Suzanne’s Recipe 7 – 2014 Quiche blanc de volaille au beurre de truffe blanc
This week I needed to make a main course for a casual supper outdoors on the patio. I always enjoy making quiches as the flavours can be varied and this goes well with a green salad. Everything can be prepared in advance and the quiche popped in the oven just beforehand. I love the aroma of truffles and have been wanting to make a recipe with some of the white truffle products that I have in the shop. I think the key to success is not to add too much or it becomes too pungent. For my quiche I decided to combine some white truffle oil, white truffle butter and chicken breast meat. The combination worked beautifully and the quiche had a delicate waft of truffles as I served it.

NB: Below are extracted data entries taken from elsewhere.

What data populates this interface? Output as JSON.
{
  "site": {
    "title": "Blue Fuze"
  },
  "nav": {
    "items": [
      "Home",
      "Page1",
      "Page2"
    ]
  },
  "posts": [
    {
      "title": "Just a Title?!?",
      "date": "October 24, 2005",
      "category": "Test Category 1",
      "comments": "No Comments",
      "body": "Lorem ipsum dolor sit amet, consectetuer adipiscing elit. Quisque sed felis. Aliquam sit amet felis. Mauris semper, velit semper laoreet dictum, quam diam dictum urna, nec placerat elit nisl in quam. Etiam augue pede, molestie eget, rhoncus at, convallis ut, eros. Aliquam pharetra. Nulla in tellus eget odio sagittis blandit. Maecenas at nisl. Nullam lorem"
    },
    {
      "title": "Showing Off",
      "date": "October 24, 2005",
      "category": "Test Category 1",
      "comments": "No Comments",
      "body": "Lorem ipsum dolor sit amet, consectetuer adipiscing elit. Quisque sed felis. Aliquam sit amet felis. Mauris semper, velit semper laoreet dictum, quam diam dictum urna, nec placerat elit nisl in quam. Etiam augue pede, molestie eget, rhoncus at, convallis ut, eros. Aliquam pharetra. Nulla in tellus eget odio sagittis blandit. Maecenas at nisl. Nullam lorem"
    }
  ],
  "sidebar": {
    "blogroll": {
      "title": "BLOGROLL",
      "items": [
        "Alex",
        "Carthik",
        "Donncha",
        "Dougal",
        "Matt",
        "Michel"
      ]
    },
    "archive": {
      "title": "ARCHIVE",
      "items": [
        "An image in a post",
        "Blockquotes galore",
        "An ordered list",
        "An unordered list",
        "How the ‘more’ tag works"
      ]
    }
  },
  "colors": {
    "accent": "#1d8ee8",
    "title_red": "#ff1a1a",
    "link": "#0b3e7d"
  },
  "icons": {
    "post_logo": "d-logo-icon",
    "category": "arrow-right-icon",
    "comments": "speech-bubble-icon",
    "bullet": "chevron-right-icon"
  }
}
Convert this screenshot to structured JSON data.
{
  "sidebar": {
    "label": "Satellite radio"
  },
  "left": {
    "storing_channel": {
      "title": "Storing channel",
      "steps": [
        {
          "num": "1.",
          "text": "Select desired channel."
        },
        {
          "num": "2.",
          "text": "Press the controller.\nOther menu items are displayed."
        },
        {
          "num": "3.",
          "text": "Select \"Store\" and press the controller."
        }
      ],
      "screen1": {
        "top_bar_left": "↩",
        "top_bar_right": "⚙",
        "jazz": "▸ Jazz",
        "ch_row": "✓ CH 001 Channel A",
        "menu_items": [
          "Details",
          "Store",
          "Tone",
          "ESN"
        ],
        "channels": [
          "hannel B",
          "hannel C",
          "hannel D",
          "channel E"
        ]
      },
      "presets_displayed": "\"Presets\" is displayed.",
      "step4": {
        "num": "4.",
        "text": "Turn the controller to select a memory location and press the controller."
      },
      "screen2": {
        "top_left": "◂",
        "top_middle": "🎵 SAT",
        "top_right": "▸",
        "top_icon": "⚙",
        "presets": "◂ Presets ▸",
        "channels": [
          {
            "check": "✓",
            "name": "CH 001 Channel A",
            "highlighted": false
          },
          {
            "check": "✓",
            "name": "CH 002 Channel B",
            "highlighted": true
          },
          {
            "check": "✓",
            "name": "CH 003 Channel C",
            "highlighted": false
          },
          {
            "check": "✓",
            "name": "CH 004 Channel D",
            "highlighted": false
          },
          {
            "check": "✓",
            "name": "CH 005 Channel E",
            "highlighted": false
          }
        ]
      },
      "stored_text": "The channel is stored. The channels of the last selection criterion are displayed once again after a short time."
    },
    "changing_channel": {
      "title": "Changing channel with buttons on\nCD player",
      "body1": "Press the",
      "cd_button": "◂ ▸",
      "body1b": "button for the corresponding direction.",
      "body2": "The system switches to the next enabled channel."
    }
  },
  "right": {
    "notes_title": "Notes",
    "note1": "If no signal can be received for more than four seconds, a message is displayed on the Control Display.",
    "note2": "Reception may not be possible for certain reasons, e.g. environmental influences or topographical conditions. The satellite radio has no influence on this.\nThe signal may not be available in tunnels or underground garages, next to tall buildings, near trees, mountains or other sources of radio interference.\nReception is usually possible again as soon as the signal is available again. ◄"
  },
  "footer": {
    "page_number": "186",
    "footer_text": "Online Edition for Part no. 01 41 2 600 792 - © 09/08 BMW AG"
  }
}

- 1 jar of white truffle butter from the French Market shop
- 8 drops of white truffle oil “ “ “ “
- 4 chicken breasts
- 250ml cream
- 200ml milk
- 5 eggs
- 50g Butter
- Ready made pastry
- Salt and pepper to taste
- Grease the quiche pan and line with pastry. I use ready made and just shape it to fit the pan.

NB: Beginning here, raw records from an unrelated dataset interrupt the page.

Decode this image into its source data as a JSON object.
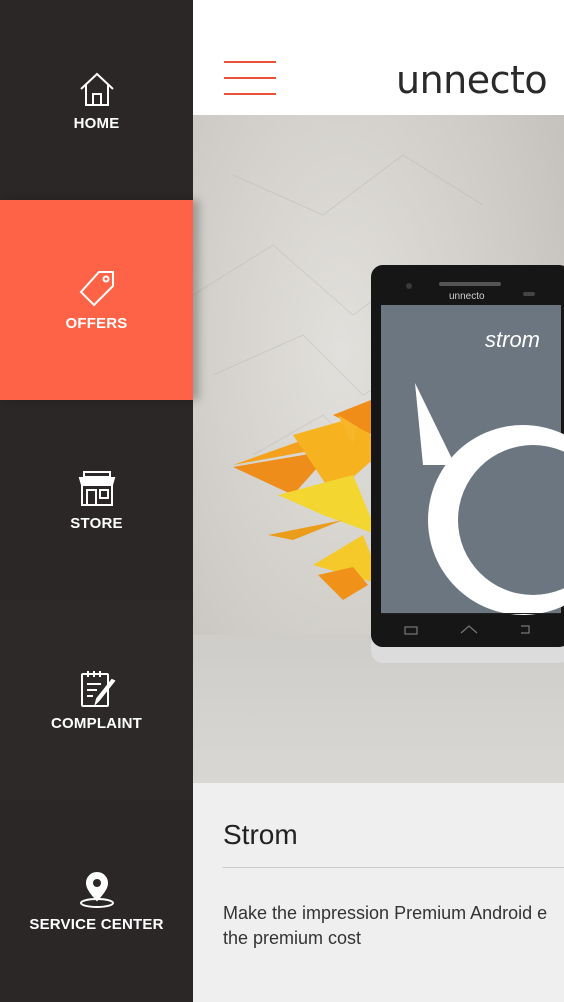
{
  "sidebar": {
    "items": [
      {
        "label": "HOME",
        "icon": "home-icon"
      },
      {
        "label": "OFFERS",
        "icon": "tag-icon"
      },
      {
        "label": "STORE",
        "icon": "store-icon"
      },
      {
        "label": "COMPLAINT",
        "icon": "complaint-icon"
      },
      {
        "label": "SERVICE CENTER",
        "icon": "location-pin-icon"
      }
    ],
    "active_index": 1
  },
  "header": {
    "logo_text": "unnecto"
  },
  "hero": {
    "phone_brand": "unnecto",
    "screen_text": "strom"
  },
  "product": {
    "title": "Strom",
    "description_line1": "Make the impression Premium Android e",
    "description_line2": "the premium cost"
  },
  "colors": {
    "accent": "#ff6347",
    "sidebar_bg": "#2b2727",
    "sidebar_alt_bg": "#292525",
    "menu_icon": "#e8513a"
  }
}
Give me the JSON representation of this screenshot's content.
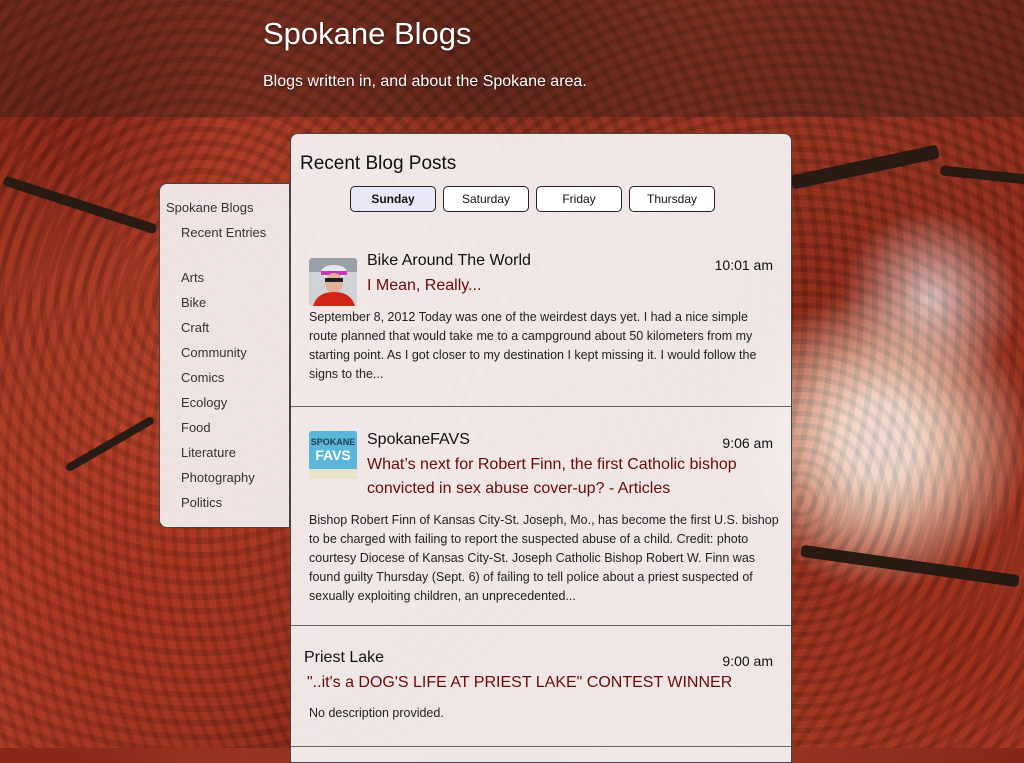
{
  "header": {
    "title": "Spokane Blogs",
    "tagline": "Blogs written in, and about the Spokane area."
  },
  "sidebar": {
    "root": "Spokane Blogs",
    "recent": "Recent Entries",
    "categories": [
      "Arts",
      "Bike",
      "Craft",
      "Community",
      "Comics",
      "Ecology",
      "Food",
      "Literature",
      "Photography",
      "Politics"
    ]
  },
  "main": {
    "title": "Recent Blog Posts",
    "days": [
      {
        "label": "Sunday",
        "active": true
      },
      {
        "label": "Saturday",
        "active": false
      },
      {
        "label": "Friday",
        "active": false
      },
      {
        "label": "Thursday",
        "active": false
      }
    ],
    "posts": [
      {
        "blog": "Bike Around The World",
        "time": "10:01 am",
        "title": "I Mean, Really...",
        "title_line2": "",
        "avatar": "cyclist-avatar",
        "desc": "September 8, 2012 Today was one of the weirdest days yet. I had a nice simple route planned that would take me to a campground about 50 kilometers from my starting point. As I got closer to my destination I kept missing it. I would follow the signs to the..."
      },
      {
        "blog": "SpokaneFAVS",
        "time": "9:06 am",
        "title": "What’s next for Robert Finn, the first Catholic bishop",
        "title_line2": "convicted in sex abuse cover-up? - Articles",
        "avatar": "spokanefavs-logo",
        "avatar_text_1": "SPOKANE",
        "avatar_text_2": "FAVS",
        "desc": "Bishop Robert Finn of Kansas City-St. Joseph, Mo., has become the first U.S. bishop to be charged with failing to report the suspected abuse of a child. Credit: photo courtesy Diocese of Kansas City-St. Joseph Catholic Bishop Robert W. Finn was found guilty Thursday (Sept. 6) of failing to tell police about a priest suspected of sexually exploiting children, an unprecedented..."
      },
      {
        "blog": "Priest Lake",
        "time": "9:00 am",
        "title": "\"..it's a DOG'S LIFE AT PRIEST LAKE\" CONTEST WINNER",
        "desc": "No description provided."
      }
    ]
  }
}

- Place in the fridge to firm up a bit.
- Chop up the chicken breasts into small cubes.
- Melt the ordinary butter in a heavy based frying pan, add the chicken cubes and gently cook on both sides until the outside colour has changed to blonde (about 5 minutes).
- Add 4 drops of white truffle oil and put a lid on the pan and simmer gently for about 10 minutes until tender
- Remove from the pan and allow to cool.
- Layer the cold chicken pieces across the base of the cold pastry base and leave in fridge.

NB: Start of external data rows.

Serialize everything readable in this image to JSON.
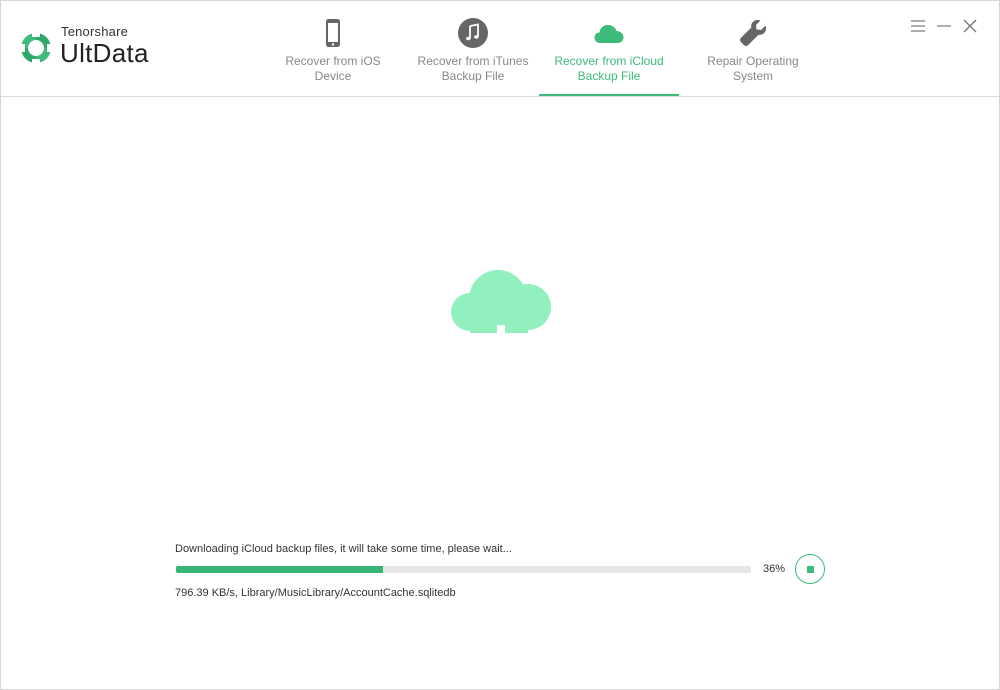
{
  "app": {
    "brand_small": "Tenorshare",
    "brand_big": "UltData",
    "accent_color": "#3dbb7a"
  },
  "tabs": [
    {
      "label": "Recover from iOS\nDevice",
      "icon": "iphone-icon",
      "active": false
    },
    {
      "label": "Recover from iTunes\nBackup File",
      "icon": "music-note-icon",
      "active": false
    },
    {
      "label": "Recover from iCloud\nBackup File",
      "icon": "cloud-icon",
      "active": true
    },
    {
      "label": "Repair Operating\nSystem",
      "icon": "wrench-icon",
      "active": false
    }
  ],
  "window_controls": [
    "menu-icon",
    "minimize-icon",
    "close-icon"
  ],
  "main": {
    "center_icon": "cloud-icon",
    "status_text": "Downloading iCloud backup files, it will take some time, please wait...",
    "progress_percent": 36,
    "progress_label": "36%",
    "file_info": "796.39 KB/s, Library/MusicLibrary/AccountCache.sqlitedb",
    "stop_icon": "stop-icon"
  }
}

- Prior to cooking preheat oven to 180 C degrees.
- Break the 5 eggs into a large mixing bowl
- Aadd the cream, milk and 4 drops of white truffle oil.
- Beat well with a whisk
- Add some salt and pepper to taste.
- Pour the egg mixture over the chicken pieces and put straight into the preheated oven.
- Cook for about 25 minutes until firm – maybe a few minutes longer If the mixture still seems a bit soft.
- Remove from the oven and add small teaspoons of the white truflle butter over the top of the quiche. (I used about ½ of the jar).
- Serve hot accompanied by a fresh green salad tossed in a vinaigrette of walnut oil and light flavoured vinegar such as white wine vinegar.
I recommend serving this delicate but fragrant quiche with a buttery chardonnay.